A bankruptcy court's determination that a Chapter 7 debtor's student loans were not an undue burden was clearly erroneous, the U.S. Bankruptcy Appellate Panel for the Eighth Circuit held Aug. 21 (Conway v. Nat'l Collegiate Trust (In re Conway), B.A.P. 8th Cir., No. 13-6016, 8/21/13).
Judges Thomas L. Saladino, Robert J. Kressel, and Anita L. Shodeen found that the debtor did not have reasonably reliable future financial resources and reversed and remanded the bankruptcy court's decision that the student loans were not dischargeable.
In 2005, Conway began working full time as a loan sales analyst, but was laid off in 2007 and began working part-time in temporary office positions. She obtained another full-time job in December 2007, but was laid off in 2008 and again began working part-time. By April 2009, she was working part-time as a waitress. Conway filed for Chapter 7 protection in December 2009 and received a discharge the following March. Then in December 2011 she moved to reopen her case and initiated an adversary proceeding against NCT, Key Bank, and Sallie Mae to have her student loans discharged.
Key Bank and Sallie Mae were dismissed from the proceeding after stipulating that their debts were dischargeable. However, the bankruptcy court found that Conway's NCT loans were not an undue hardship pursuant to Section 523(a)(8) of the Bankruptcy Code and therefore they should not be discharged. Conway appealed to the BAP.
Conway stipulated that her income, which fluctuates due to seasonal hours of operation at one of her jobs, was between $1,379 and $2,040 in 2012. She argued that her income was unlikely to increase in the future and testified that despite sending out more than 200 job applications she had been unable to find full-time employment commensurate with her education level. However, the bankruptcy court found the debtor to be “articulate, poised, intelligent, and quite capable” and concluded that she had ample to time to find the financial resources to pay NCT in the future.
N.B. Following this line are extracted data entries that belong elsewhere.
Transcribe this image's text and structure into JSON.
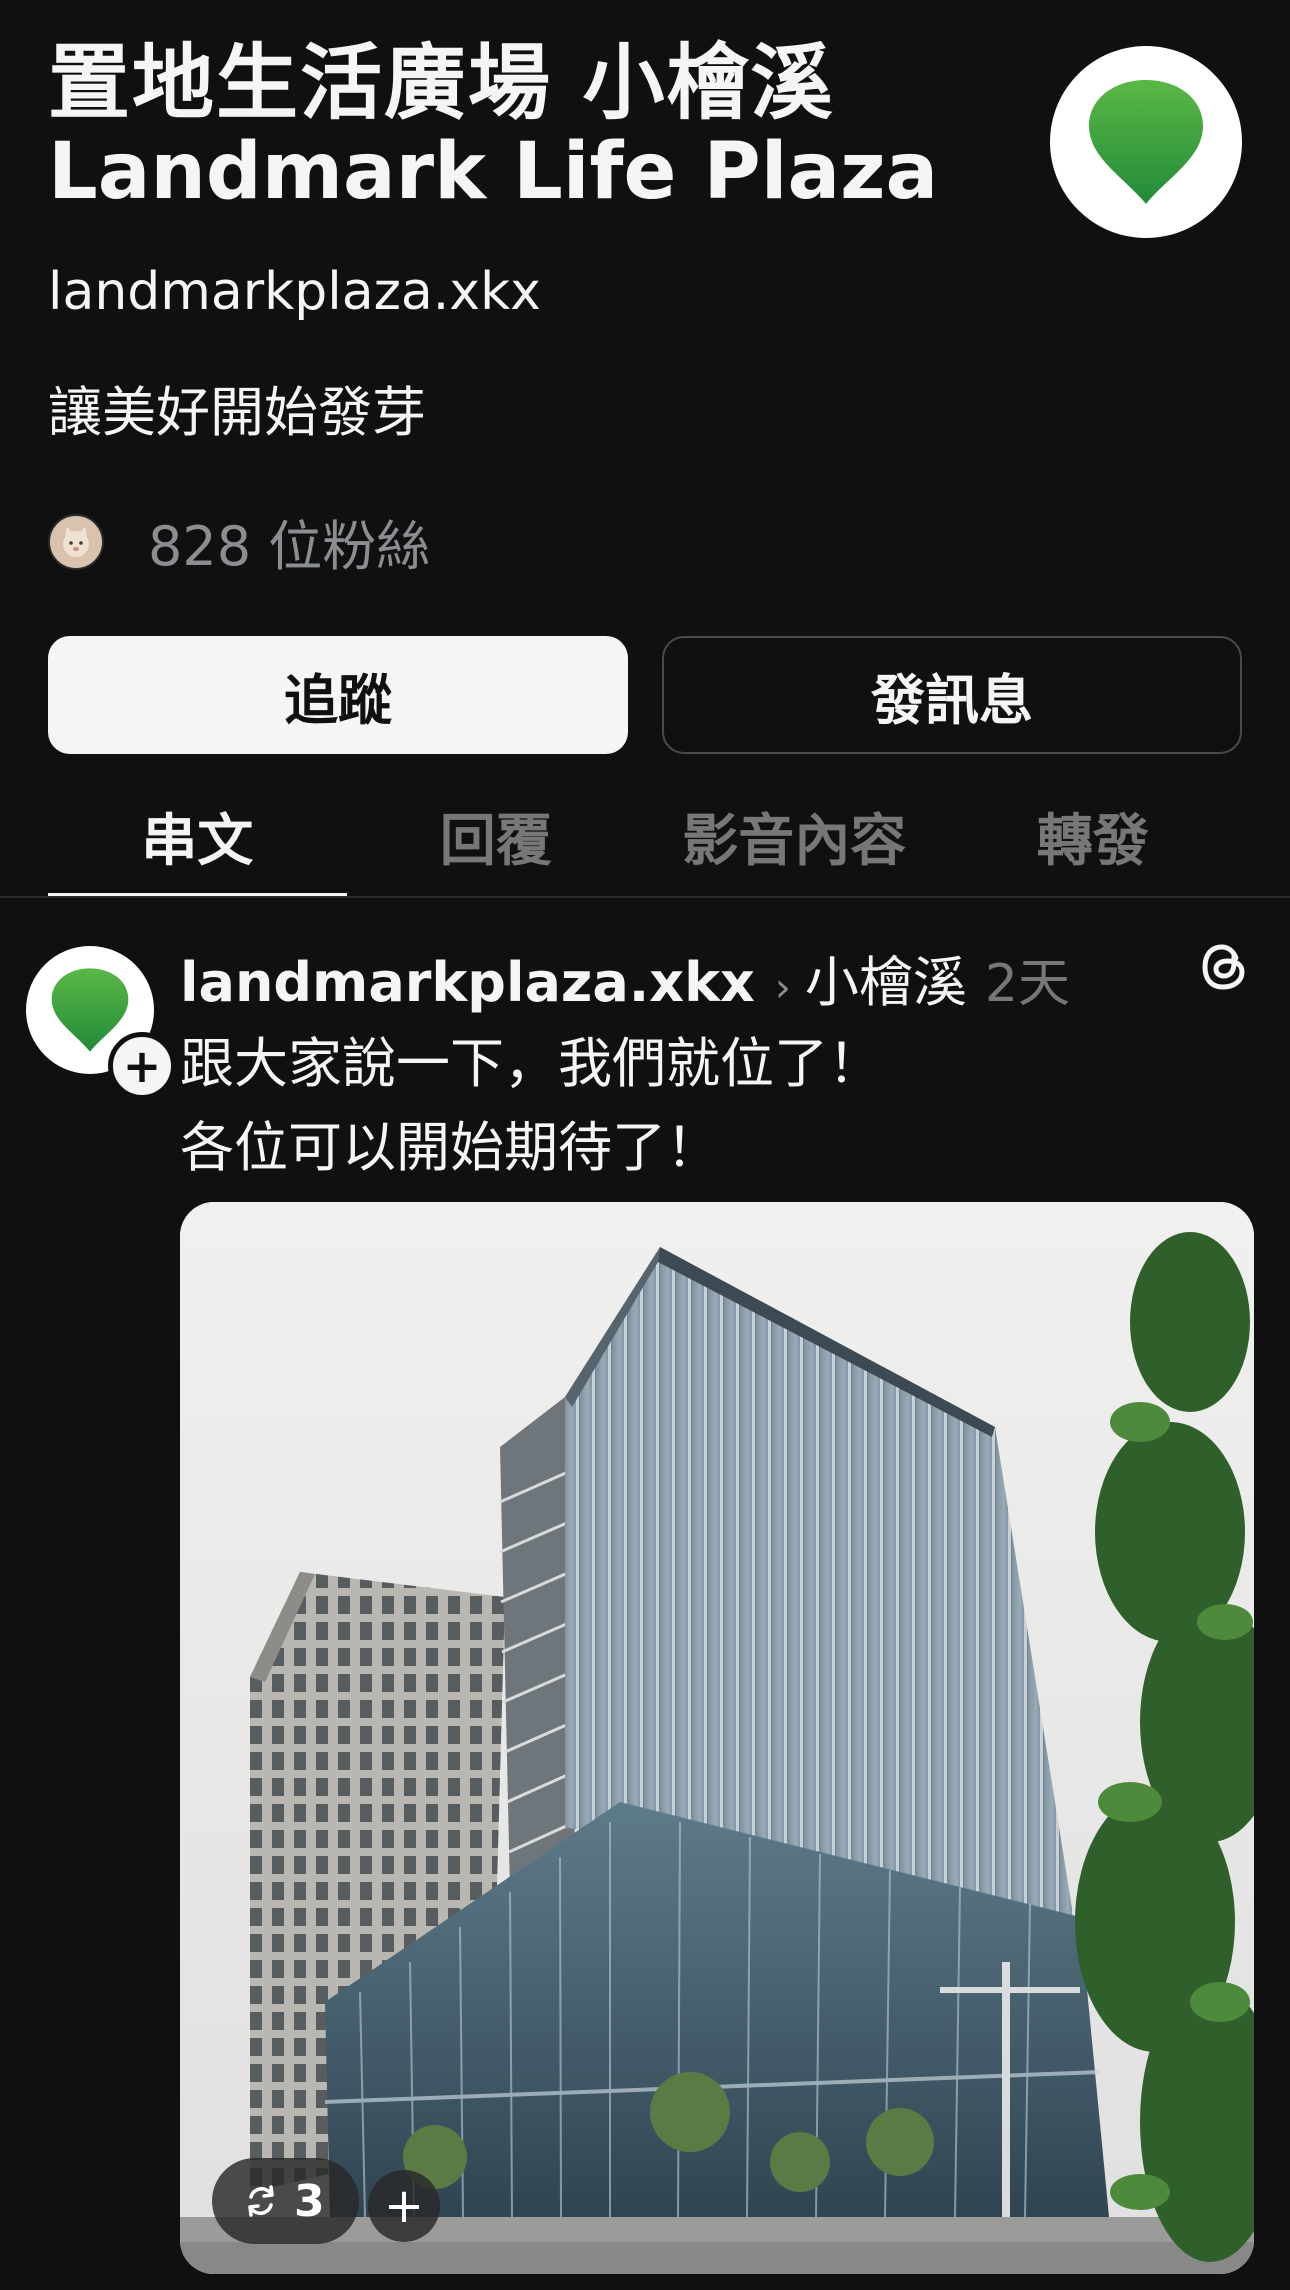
{
  "profile": {
    "name_zh": "置地生活廣場 小檜溪",
    "name_en": "Landmark Life Plaza",
    "handle": "landmarkplaza.xkx",
    "bio": "讓美好開始發芽",
    "followers": "828 位粉絲",
    "brand_color": "#3a9b3c"
  },
  "buttons": {
    "follow": "追蹤",
    "message": "發訊息"
  },
  "tabs": [
    "串文",
    "回覆",
    "影音內容",
    "轉發"
  ],
  "active_tab": "串文",
  "post": {
    "username": "landmarkplaza.xkx",
    "topic": "小檜溪",
    "time": "2天",
    "text_line1": "跟大家說一下，我們就位了！",
    "text_line2": "各位可以開始期待了！",
    "repost_count": "3",
    "add_label": "+",
    "follow_plus": "+"
  },
  "icons": {
    "avatar": "green-pin-logo-icon",
    "threads": "threads-logo-icon",
    "repost": "repost-icon",
    "chevron": "chevron-right-icon"
  }
}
The BAP said that while it was possible Conway would earn more income in the future, there was “no evidence to support that possibility” and the BAP said it would not “substitute assumptions or speculation for reasonably reliable facts.” Therefore, the BAP found that the bankruptcy court's determination that Conway had reasonably reliable future financial resources to pay off the debt was clearly erroneous.
The BAP noted that NCT had argued Conway's income was sufficient for at least a partial repayment of her loans. While there is no case law in the Eighth Circuit to support the partial discharge of a student loan, the BAP said that it might be possible to discharge some of NCT's 15 separate loans rather than all of them. The BAP said that under Andresen v. Nebraska Student Loan Program Inc. (In re Andresen), 232 B.R. 127 (B.A.P. 8th Cir. 1999), when there are multiple loans involved, a separate undue hardship analysis for each loan is “required.”
The BAP concluded that because the bankruptcy court had failed to do a loan-by-loan analysis, the case should be remanded to the bankruptcy court to determine if Conway's disposable income was enough to service any of the NCT loans.